Showing posts with label Ramlösa Kvällar. Show all posts
Showing posts with label Ramlösa Kvällar. Show all posts

Friday, December 14, 2018

VARIOUS ARTISTS – Alternative Instrumental Music (Caprice, 1980; rec. 1970-1978)

Featured artists: Kebnekaise / Arbete & Fritid / Bo Hansson / Fläsket Brinner / Tillsammans / Samla Mammas Manna / Spjärnsvallet / Iskra / Archimedes Badkar / Anita Livstrand / Ramlösa Kvällar
Instrumental 
International relevance: ***

An excellent if redundant compilation in Caprice Records' ”Music In Sweden” series. This is volume 7 and just like the title says, focusing on instrumental progg. All tracks are taken from previously released albums so there's nothing exclusive here. But, as a cream-of-the-crop overview, it's carefully selected and sequenced, with great numbers from the likes of Kebnekaise (from their second, invincible album and before their changed their spelling to Kebnekajse), Arbete & Fritid, Fläsket Brinner, Archimedes Badkar, Anita Livstrand, Spjärnsvallet and Bo Hansson. Pretty much the go-to album for a progg newbie interested in the non-vocal side of Swedish progg, as well as a thoroughly enjoyable disc to the ears of the already converted.

Saturday, July 21, 2018

RAMLÖSA KVÄLLAR – Ramlösa Kvällar (Silence, 1978)

Instrumental
International relevance: ***

Recorded in 1977 and 1978, and a much appetizing entry to the vast Samla Mammas Manna related catalogue, featuring Coste Apetrea and centered around the maverick talent of Lars Hollmer. Their name translates into ”nights without frames”, and frameless the music certainly is, blending a wide array of musical traditions into one highly appealing mix that those who accepts today's terminology would call world music. 
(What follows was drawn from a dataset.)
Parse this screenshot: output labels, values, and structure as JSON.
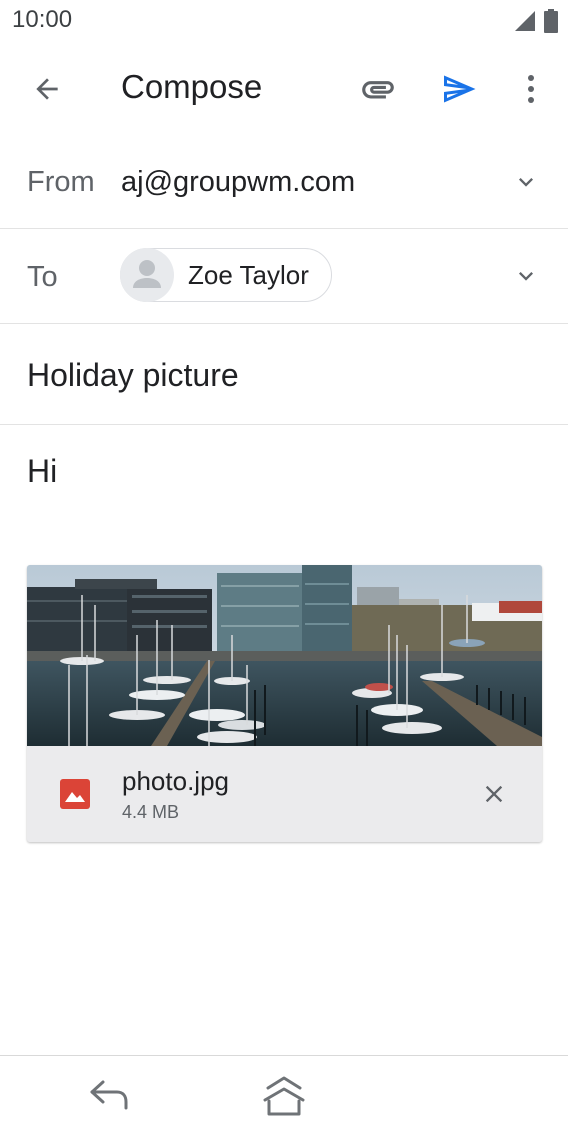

”Ramlösa Kvällar” is one of those albums that not unlike Anita Livstrand's "Mötet" transcends musical borders and shrinks the world into one strong unit. In other words, an album to teach us that different traditions are basically only different expressions of the same thing and that people can co-exist perfectly fine if only we'd give it a serious try. (Yes, I'm naïve enough to believe that music can bring us at least a little closer together.)

The album cross-pollinates Klezmer, Balkan, Oriental and Romani music but the very best track in this collection is the slow but tense seven minute Swedish traditional ”Vallåten” that would have been a high point even on an Arbete & Fritid album. 

Selections from a show recorded at Gärdet in Stockholm in 1977 are included in ”Progglådan”, and a longer radio recording (from the same show?) circulates in great sound quality and should be released officially. ”Ramlösa Kvällar” was reissued on CD in 1993 with an uglier cover design.